Discuss the problems of urbanization in contemporary India.
Since cities in modern India perform diversified functions political, administrative, cultural etc., it is difficult to classify them on the basis of single activity. To define a town or a city, demographic and economic parameters are used. Till 1961 the criteria of administrative set-up and size was used. Economic characteristics were not accounted for. However, in 1961 the ‘urban areas’ was redefined as:
A place which is either a municipal corporations or a municipal area or under a town committee or a notified area committee or cantonment board or
Any place which satisfies the following criteria:— Minimum of 5000 persons.
- At least 75% population engaged in non agricultural occupation.
- Density, at least, 1000 persons per sq. mile.
- Pronounced urban characteristics and amenities, large ho using settlements, civic amenities, industrial areas etc.
Urban places, in India, with population less than 1,00,000 are called ‘towns’ and more than that are ‘cities’. Metropolitan cities are those with more than one million population. It is characterized by large scale consumption, large inflow of goods, services, information and people.
The total urban population in 1901was 10million, in 1911 was 9.4 million (due to plague epidemic there was sudden fall in urban population), and in 1921,1931, 1941, urban population was 10.2, 11.1 and 12.8 million respectively. Thus, during these decades urban population remained more or less stationary. The decade 1941-51 saw a marked increase in the Urbanization and urban ward migration. Since then there has been a constant stimulus towards Urbanization.
Spatial pattern of Urbanization can be understood through the following concepts:
Bombay and Calcutta are example of cities who have urban population beyond their capacities to hold them. There is a burden on the civic amenities and infrastructural facilities which cannot cater to the overwhelming population. This is over-urbanization.
Sub-urbanization refers to urbanization of rural areas around the towns which is characterized by an increase in non-agricultural usage of land, inclusion of surrounding towns within municipal limits and intensive communication between town and surrounding areas. e.g. Delhi.
Several variations can be noticed in spatial disparities in Urbanization. Growth of urban towns and cities did not exhibit a unidirectional progress in India. Variation in the census definition of urban areas caused the decline of a number of urban centers. There is a tendency of urban domination in some states as compared to others larger urban centers have showed the tendencies towards constant population increase.
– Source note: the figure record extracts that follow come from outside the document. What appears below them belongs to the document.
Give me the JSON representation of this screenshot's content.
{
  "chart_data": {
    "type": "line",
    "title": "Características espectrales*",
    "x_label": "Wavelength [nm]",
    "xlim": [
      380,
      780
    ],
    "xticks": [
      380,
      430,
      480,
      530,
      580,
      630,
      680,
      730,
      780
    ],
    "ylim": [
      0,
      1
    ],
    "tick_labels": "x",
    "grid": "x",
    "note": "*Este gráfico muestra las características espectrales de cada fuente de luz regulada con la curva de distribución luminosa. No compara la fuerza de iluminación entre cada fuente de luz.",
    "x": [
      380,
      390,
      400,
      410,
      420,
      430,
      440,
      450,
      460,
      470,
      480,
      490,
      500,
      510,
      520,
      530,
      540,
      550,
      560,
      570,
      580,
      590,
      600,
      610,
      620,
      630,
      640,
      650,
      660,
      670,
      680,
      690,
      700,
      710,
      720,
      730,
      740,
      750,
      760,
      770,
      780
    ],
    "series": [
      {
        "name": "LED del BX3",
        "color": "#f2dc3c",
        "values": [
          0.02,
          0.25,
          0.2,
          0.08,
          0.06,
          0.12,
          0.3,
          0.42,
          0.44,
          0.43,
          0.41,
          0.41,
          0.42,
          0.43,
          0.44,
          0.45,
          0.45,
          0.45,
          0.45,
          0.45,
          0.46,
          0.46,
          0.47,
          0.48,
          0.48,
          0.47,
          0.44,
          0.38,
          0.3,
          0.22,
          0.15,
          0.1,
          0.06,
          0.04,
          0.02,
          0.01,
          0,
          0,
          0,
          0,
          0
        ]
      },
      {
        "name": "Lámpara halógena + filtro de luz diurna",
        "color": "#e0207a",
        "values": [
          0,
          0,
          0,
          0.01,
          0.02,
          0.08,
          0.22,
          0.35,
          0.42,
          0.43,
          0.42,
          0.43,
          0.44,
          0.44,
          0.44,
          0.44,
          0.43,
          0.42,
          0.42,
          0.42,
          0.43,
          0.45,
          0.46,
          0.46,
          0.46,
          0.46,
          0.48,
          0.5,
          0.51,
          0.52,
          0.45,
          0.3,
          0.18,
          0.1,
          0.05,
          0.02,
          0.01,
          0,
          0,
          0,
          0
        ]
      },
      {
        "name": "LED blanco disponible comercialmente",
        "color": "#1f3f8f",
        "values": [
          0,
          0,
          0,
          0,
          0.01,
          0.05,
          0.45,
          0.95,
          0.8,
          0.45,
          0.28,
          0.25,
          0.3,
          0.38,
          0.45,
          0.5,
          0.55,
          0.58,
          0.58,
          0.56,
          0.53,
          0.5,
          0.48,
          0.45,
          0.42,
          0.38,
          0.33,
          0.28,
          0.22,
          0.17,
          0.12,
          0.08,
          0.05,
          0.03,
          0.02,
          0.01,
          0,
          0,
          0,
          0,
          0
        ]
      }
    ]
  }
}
Further, there has been an increase in the number of metropolitan cities in India. 1981 census shows that 25% of the total urban population was concentrated in these 12 million plus metropolitan cities.
With economic development, urbanization inevitably occurs. Urbanization, on the other hand, accompanies economic development. Steel cities such as Jamshedpur, Bokaro have developed providing employment to a large number of tribals and rural people. An examination of the occupational pattern reveals that the proportion of urban an population engaged in the primary sector recorded an increase while the secondary sector showed a decline.
The tertiary sector recorded a slight Increase. Widespread unemployment , prevails among the unskilled and semi-skilled in the cities apart from the unemployed educated class.
Migration of the rural people to urban areas continues to be a recurrent feature. Several push and pull factors such as surplus labor, unemployment and attraction of city life contribute to this process.
The towns and cities have acquired a heterogeneous character with the process of urbanization with several caste, race, culture, class coexisting. However, these groups have tried to maintain. their own identity by maintaining close ties with their own group members, speak their own language with each other and live in clusters.
N.K.Bose explains that the migrants tend to cluster around people with whom they have linguistic, local, regional, caste and ethnic ties. Caste and Class (in terms of occupations) hierarchy exists alongside. The modem values have promoted inter-caste inter-religious marriages.
Urbanization process poses several problems to the towns and cities. The most significant is the development of the slums. Due to the inadequate civic amenities housing and over-crowding, pockets of slums spring up in the cities. These create environmental pollution; unhygienic conditions give rise to diseases and it is also a hub of criminal activities.
Shortage of housing is another recurrent phenomena which occurs with urbanization. Further, there is an absence of planned and adequate arrangements for traffic and transport It is unable to cope up with the growing population. Basic amenities are insufficient and not available to all. There is a tendency of over-urbanization in India accompanied by sub-urbanization.